De Formule 1 wordt dit weekend herenigd met een oude liefde: op het Autodromo Enzo é Dino Ferrari in Imola wordt de zogeheten GP van Emilia Romagna verreden. Het circuit in de bossen van Bologna is beroemd en berucht maar is sinds 2006 niet meer bezocht door de koningsklasse. Coureur Tom Coronel frist het collectieve geheugen nog even op.
Het is behalve de layout zelf ook de omgeving van de baan die Coronel kan bekoren. “Het ligt in een woonwijk, mensen hebben er hun schutting tegen het circuit aan staan. Waar kom je dat nou nog tegen? Als je bij Imola komt aanrijden denk je: waar is het circuit? Maar opeens sta je in een straatje en ben je er.”
Lees ook: Kvyat genoot van imperfectie van Imola: ‘Moderne circuits zijn té perfect’
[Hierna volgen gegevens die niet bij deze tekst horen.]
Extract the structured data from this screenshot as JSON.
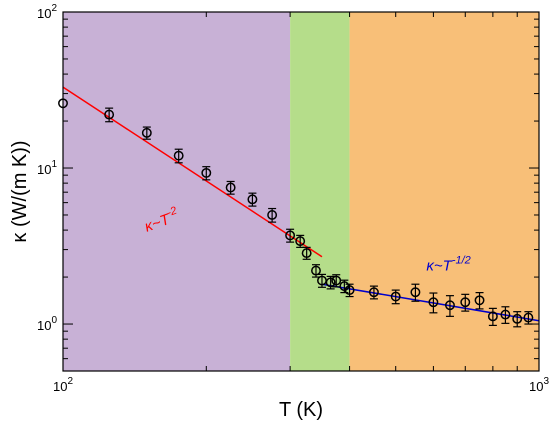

“Ik heb vaak en met verschillende type auto’s op Imola gereden: Formule-auto’s, GT’s en toerwagens. Er zitten wat rare bochten in het circuit, het gaat omhoog en omlaag. De bekendste bocht is Tamburello, waar Ayrton Senna in 1994 is verongelukt. Ze hebben de snelheid daar uitgehaald. Via de Variante Villeneuve kom je bij Tosa uit, een wat rare bocht met een knik die in een blinde hoek zit.”
“De Variante Alta heeft vette kerbs waar je flink overheen kunt banjeren. Op dat punt zit je zo’n beetje in de achtertuin van mensen: als je goed kijkt kun je de was zien hangen. Imola is een baan met voornamelijk medium- en low speed bochten, daardoor kun je dichter achter andere auto’s rijden. Ik ben heel erg benieuwd hoe het qua inhalen is voor de Formule 1. Maar deze baan is altijd goed voor de Formule 1 geweest. Dus waarom nu niet?